5- Uygur Aktivist Abdulhekim İdris
Yakın zamanda yayınlanan Kızıl Cehennem adlı kitabının yazarı de olan Abdulhakim İdris, Çin yönetiminin İslam dünyasını nasıl sömürgeleştirdiği öörnekler vererek anlattı. ÇKP yönetiminin Doğu Türkistan’da yaşayan Türklere uyguladığı insanlık dışı baskı,zulüm,etnik ayırımcılık ve zorla dönüştürme Kadınların zorla kısırlaştırılması ve diğer cinayetlerinin bir etnik soykırım olduğunu belirtti . Çin’in İslam ülkelerine ekonomik yardım ve yatırımlar yaparak Uygur meselesinde “sessizlik Kalmaları ” için onları satın aldığına dair örnekler vererek açıkladı.
6- Uluslararası İnsan Hakları İzleme Örgütü(HRW) Çin Bölümü Başkanı Maya Wang
Uluslararası İnsan Hakları İzleme Örgütü’nün Hong Kong merkezi Çin bölümünün Direktörü ve araştırmacı olan Bayan Maya Wang Çin yönetiminin Doğu Türkistan’daki insan hakları ihilallerini anlatmak üzere tanık olarak ifade verdi.
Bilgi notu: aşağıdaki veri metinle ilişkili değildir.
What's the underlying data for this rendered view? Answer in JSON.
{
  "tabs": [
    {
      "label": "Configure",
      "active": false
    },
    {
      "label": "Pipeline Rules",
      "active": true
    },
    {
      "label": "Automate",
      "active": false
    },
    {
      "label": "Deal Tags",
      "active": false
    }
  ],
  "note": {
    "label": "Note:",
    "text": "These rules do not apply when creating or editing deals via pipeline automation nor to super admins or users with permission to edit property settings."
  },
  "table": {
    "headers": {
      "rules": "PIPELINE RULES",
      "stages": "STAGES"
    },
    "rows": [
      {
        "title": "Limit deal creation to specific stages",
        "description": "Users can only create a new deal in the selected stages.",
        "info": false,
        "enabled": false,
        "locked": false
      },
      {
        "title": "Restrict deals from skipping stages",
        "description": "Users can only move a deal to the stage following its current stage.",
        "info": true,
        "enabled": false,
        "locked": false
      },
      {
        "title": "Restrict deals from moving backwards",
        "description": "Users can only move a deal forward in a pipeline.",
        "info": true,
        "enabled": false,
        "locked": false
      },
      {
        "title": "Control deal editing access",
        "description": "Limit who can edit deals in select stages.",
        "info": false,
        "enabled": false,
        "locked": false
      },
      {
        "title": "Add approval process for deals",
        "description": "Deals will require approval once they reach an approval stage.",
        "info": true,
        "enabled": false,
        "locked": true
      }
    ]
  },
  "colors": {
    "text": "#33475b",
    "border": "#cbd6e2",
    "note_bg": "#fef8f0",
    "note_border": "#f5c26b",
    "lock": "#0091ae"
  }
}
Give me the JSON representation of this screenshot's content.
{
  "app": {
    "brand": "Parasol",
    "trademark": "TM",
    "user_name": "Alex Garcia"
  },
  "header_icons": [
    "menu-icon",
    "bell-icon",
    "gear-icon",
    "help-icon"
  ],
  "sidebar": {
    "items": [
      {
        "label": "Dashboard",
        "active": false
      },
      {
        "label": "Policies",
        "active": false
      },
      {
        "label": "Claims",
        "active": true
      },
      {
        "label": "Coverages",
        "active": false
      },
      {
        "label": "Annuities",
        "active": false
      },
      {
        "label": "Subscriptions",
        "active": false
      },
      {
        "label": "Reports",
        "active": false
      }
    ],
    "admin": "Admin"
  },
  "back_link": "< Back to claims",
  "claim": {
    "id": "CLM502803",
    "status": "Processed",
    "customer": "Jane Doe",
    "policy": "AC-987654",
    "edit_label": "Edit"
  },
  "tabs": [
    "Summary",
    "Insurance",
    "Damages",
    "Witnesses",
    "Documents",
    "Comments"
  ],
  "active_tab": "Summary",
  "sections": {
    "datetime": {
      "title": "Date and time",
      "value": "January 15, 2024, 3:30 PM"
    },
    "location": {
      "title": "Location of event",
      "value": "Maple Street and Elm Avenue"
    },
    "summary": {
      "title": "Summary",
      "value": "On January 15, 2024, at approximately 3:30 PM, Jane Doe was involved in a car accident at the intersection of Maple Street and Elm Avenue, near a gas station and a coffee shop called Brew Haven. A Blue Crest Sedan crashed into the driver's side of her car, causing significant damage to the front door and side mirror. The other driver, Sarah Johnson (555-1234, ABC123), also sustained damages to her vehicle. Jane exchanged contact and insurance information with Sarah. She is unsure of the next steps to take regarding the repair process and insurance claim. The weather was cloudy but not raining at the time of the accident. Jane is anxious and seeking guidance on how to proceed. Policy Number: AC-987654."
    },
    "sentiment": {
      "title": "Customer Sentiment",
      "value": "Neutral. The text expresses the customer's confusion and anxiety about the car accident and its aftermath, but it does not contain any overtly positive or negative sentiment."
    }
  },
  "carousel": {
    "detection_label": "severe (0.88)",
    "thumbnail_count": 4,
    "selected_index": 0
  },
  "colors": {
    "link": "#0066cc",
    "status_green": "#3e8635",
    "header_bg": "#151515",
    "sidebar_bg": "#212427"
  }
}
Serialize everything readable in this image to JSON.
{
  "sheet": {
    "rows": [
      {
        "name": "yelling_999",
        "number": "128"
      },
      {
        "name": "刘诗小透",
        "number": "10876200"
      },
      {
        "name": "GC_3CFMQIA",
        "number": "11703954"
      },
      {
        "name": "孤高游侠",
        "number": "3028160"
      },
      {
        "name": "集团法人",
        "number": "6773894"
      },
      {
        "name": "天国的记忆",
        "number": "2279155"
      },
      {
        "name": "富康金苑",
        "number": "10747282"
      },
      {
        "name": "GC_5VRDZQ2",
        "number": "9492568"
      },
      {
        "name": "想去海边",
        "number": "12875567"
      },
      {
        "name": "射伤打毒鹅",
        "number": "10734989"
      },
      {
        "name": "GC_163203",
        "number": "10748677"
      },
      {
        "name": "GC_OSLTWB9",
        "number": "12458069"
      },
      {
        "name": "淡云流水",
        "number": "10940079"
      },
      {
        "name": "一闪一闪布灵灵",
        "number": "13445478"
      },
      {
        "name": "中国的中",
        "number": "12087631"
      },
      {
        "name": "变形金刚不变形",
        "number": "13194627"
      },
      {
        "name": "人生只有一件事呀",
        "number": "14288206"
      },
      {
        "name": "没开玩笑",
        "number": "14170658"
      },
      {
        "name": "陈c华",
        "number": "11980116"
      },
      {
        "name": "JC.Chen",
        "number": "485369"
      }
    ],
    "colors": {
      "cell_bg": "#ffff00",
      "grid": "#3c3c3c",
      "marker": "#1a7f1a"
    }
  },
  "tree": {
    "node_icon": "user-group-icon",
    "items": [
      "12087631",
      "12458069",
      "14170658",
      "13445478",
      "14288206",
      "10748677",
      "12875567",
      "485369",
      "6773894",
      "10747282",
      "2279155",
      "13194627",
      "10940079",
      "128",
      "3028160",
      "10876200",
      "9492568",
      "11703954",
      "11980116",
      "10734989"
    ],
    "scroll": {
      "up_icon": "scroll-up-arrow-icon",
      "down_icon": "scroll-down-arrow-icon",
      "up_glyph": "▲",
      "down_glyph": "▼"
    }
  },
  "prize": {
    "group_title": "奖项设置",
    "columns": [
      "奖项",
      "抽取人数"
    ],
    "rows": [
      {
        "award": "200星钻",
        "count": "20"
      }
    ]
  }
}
HRW.Çin Bölümü Direktörü Wang tanık olarak şunları ifade etti : ” ÇKP Yönetimi Uygur bölgesinde geniş çaplı bir izleme sistemi olan “Entegre İşletim Platformu (IJOP)” hakkında bilgi verdi ve bu sistem aracılığı ile Uygurları sürekli izlediğini örnekler vererek anlattı. IJOP sisteminin özellikle Uygurlardan veri toplamak ve depolamak için kullanıldığını söyledi. Çin hükümetinin yüksek teknolojili bir gözetleme sistemiyle Uygurların kontrolünü nasıl ele geçirdiğini ve Uygur bölgesini nasıl bir açık hava hapishanesine dönüştürdüğünü ayrıntılı olarak anlattı.
7- China File Ddergisinin Editörü Jessica Batke
” Çin’in Yargı sisteminde her Uygur Masumiyetini kanıtlayana kadar her Uygur ‘günahkar’ olarak kabul edilir.”
Toplantının sonunda ABD-Çin ilişkileri üzerine araştırmaları yayınlayan çevrimiçi bir dergi olan China File’ın Kıdemli Editörü Bayan Jessica Batke, Çin Komünist Partisi’nin genel yapısı hakkında ayrıntılı bir açıklama yaptı.
Çin Komünist Partisi’nin Uygur bölgesindeki üst düzey organlarında Uygur kadrolara yer verilmediğini belirten Bakte,yönetimin tüm yüksek mevkilerine özellikle Çinliler atanıyor. Yanı Özerk Uygur bölgesinde etnik Çinliler hakim ve iktidarda. Bu durum uzun süredir devam eden bir olağan bur alışkanlıktır. Ayrıca ebeveynleri kampta tutulan çocuklar yatılı okullara götürülerek Çinliye dönüştürülüyor. Uygur bölgesinden başka Çin’de başka hiçbir yerde böyle bir yatılı okul yok. Bu, Uygur dilini kısıtlamayı ve Uygur çocukların sadece Çince konuşmasını sağlamayı amaçlayan bir sistemdir. Sözde ‘yoksulluğu hafifletme’ hareketi, sadece bir zorla çalıştırma biçimidir. “İnsanlar kamplara gönderiliyor ve ardından da onları işletme ve Fabrikalarda Köle/İşçi olarak çalıştırıyorlar.
Bağımsız Uygur Mahkemesinde yer alan Hakimler, Avukatlar,Hukukçular ve uzmanlar Uygur tanıklar ile diğer ifade veren uzman ve Araştırmacılara sorular sordukları görüldü.
China File editörü Jessica Batke’nin ifadesinin ardından Uygur Bağımsız Mahkemesi Başkanı Prof.Dr.Sir Jeffrey Nice, bugünkü celsenin sona erdiğini belirterek oturumu kapattığını bildirdi.
Bağımsız Uygur Mahkemesi duruşmaları kurumsal sayfasından ve YouTube kanalından canlı olarak yayınladı.